Turning Toward the World, Part 3: Cleaving to the Roots of Issues

Turning Toward the World, Part 3: Cleaving to the Roots of Issues

 

 

 

Photo by: Universal History Archive/UIG via Getty Images
Photo by: Universal History Archive/UIG via Getty Images

Circumstances have a devilish way of narrowing our perception of reality and ourselves. Imagine living in a blighted, inner city neighborhood where many of the young men carry firearms. You try to sit down with any one of them and explain how absurd the situation is—that they don’t have to be in a situation where so many people carry weapons—that, as a group, as a community, they can choose a better life together than one plagued by suspicion and the threat of violence. Yet the fellow tells you that he needs to protect himself and his family. In his mind it is not just unrealistic—it’s a matter of survival—for him to carry or not carry a weapon. He is experiencing circumstances that make it deeply challenging for him to perceive—to imagine—a different kind of neighborhood and community.
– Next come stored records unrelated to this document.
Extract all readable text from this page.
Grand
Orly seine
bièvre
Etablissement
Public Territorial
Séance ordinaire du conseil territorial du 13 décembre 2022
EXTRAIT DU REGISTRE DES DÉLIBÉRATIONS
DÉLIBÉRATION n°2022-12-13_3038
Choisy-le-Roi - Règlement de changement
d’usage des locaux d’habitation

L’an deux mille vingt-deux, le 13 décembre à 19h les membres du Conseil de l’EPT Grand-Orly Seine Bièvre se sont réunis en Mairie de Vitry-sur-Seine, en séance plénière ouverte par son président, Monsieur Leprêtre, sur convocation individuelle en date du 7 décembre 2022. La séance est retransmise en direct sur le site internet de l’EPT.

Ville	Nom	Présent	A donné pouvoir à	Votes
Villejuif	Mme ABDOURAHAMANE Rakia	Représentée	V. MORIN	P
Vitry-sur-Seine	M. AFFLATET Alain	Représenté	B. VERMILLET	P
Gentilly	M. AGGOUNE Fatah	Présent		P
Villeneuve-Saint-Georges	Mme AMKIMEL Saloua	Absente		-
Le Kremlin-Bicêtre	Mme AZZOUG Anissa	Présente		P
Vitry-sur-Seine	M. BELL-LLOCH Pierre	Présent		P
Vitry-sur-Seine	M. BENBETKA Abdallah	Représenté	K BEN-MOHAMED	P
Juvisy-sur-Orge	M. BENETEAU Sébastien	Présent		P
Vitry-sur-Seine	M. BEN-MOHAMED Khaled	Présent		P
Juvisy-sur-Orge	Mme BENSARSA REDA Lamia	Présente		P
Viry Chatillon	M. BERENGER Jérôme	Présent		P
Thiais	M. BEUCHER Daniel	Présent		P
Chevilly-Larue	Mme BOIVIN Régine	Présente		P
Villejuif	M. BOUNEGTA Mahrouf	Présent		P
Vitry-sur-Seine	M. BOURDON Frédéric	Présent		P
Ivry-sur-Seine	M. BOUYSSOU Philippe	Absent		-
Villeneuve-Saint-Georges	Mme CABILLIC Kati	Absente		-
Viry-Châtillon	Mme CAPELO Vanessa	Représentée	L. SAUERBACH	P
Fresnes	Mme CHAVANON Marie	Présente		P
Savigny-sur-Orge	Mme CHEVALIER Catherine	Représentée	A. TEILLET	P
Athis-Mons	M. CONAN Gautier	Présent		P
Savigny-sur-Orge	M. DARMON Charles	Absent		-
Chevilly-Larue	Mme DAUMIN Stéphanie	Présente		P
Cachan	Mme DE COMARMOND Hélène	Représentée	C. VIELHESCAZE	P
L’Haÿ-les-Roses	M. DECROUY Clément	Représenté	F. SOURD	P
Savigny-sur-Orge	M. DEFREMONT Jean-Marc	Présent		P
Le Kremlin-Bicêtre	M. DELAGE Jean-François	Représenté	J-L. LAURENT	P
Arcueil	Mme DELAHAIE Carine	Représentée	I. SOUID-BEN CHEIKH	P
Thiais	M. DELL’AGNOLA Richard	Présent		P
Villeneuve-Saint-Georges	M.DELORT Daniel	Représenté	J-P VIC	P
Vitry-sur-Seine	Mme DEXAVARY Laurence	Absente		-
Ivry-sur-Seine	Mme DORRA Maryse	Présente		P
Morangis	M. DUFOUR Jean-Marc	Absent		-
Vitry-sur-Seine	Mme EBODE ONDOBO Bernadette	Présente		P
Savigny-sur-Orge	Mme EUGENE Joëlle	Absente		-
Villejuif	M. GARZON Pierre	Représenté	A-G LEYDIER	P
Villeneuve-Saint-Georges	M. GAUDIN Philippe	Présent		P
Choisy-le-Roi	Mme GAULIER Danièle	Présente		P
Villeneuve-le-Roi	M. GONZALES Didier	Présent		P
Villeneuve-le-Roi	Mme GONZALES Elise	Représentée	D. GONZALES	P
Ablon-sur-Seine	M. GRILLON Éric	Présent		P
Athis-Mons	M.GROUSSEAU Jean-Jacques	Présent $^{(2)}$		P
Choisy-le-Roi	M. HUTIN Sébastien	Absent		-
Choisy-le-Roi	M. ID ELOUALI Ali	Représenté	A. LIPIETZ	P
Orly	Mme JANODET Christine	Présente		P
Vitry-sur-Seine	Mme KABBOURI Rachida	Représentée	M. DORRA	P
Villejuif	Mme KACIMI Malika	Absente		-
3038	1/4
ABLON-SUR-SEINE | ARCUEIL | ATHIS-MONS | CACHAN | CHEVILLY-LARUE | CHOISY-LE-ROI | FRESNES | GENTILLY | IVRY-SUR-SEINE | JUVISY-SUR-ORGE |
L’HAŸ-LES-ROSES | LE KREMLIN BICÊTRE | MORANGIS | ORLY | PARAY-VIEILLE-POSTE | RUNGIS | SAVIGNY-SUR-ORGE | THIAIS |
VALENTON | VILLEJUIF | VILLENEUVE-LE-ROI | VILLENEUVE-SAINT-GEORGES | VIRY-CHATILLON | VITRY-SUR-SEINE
I’ve seen a similar phenomenon occur during classroom debates over whether or not the United States was justified in dropping two atom bombs on Japan toward the end of the Second World War. If the issue is framed in a certain way, using justifications like “the war had to be brought to an end,” that “huge numbers of American soldiers would have died in a ground invasion,” then of course it seems like the lesser of two enormous evils. But tear the frame off of that perspective for a moment, step back, and ask yourself a question: how in God’s name did the human race arrive to a point in history when the decisions to design, test, and actually use weapons of this magnitude were even made? Those bombs obliterated every person, dog, cat, bird, tree, flower, and caterpillar for miles. “Well we had to do it,” someone interjects, and so civilization remains steadfastly in a dark room unlit by imagination.
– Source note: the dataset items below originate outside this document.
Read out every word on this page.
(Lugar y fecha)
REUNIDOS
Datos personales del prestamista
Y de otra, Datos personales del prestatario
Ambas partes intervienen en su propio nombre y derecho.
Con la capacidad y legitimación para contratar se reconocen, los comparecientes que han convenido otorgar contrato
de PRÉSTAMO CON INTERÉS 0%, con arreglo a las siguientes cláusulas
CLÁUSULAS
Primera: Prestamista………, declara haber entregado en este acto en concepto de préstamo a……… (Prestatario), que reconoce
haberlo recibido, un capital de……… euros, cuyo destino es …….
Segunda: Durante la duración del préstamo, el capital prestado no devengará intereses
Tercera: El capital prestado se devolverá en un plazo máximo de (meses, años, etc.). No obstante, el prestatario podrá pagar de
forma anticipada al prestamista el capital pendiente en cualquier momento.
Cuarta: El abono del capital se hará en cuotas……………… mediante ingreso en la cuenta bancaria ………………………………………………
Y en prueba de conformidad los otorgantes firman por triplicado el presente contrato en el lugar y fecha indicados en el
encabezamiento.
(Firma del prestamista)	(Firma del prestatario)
The abortion debate is a third example to drive home this point about perceptions being obstinately “pre-framed.” Most people with whom I’ve discussed the issue operate from a principle in their hearts—meaning their thoughts on the matter and all justification of those thoughts proceed from a deeper position that is usually unalterable. The position is either that human life is sacred from conception or that human freedom and self-determination, in this case that of the mother, should be inviolable. Two people who in my opinion managed to lay out the strengths and weaknesses of both sides of this extremely sensitive bioethical, political, and for some, spiritual, issue were Carl Sagan and Ann Druyan in a book published twenty years ago called Billions and Billions; it’s unusual to hear or read a perspective on this issue that does not from the outset protect an already decided-upon position.

On the topic of abortion, the most interesting development I’ve both heard and read about recently is the current consensus among scientists not to experiment on human embryos after the fourteenth day of development, at which point what’s called “the primitive streak” appears—the first cells that remain intact from that point forward, and also the point at which there is no longer any chance of division into twins. Note that neither the pro-life nor the pro-choice crowds would be satisfied with a 14-day rule on when or whether to terminate a pregnancy.

In all three cases—whether to carry a weapon in a crime-ridden neighborhood, whether the dropping on an atom bomb is ever justified, and how limits (if any) should be set for ending unwanted pregnancies—we encounter a deeper issue: the inclination to defend a “side” that one has already decided upon. The problem with this inclination is that the causes of the issue go unattended to and unresolved. Prior forces are at work that allow neighborhoods to decay, nations to go to war, and unintended conceptions to occur. And in all cases, concerned parties are called to identify and analyze those forces and address them—to go to the roots of social issues.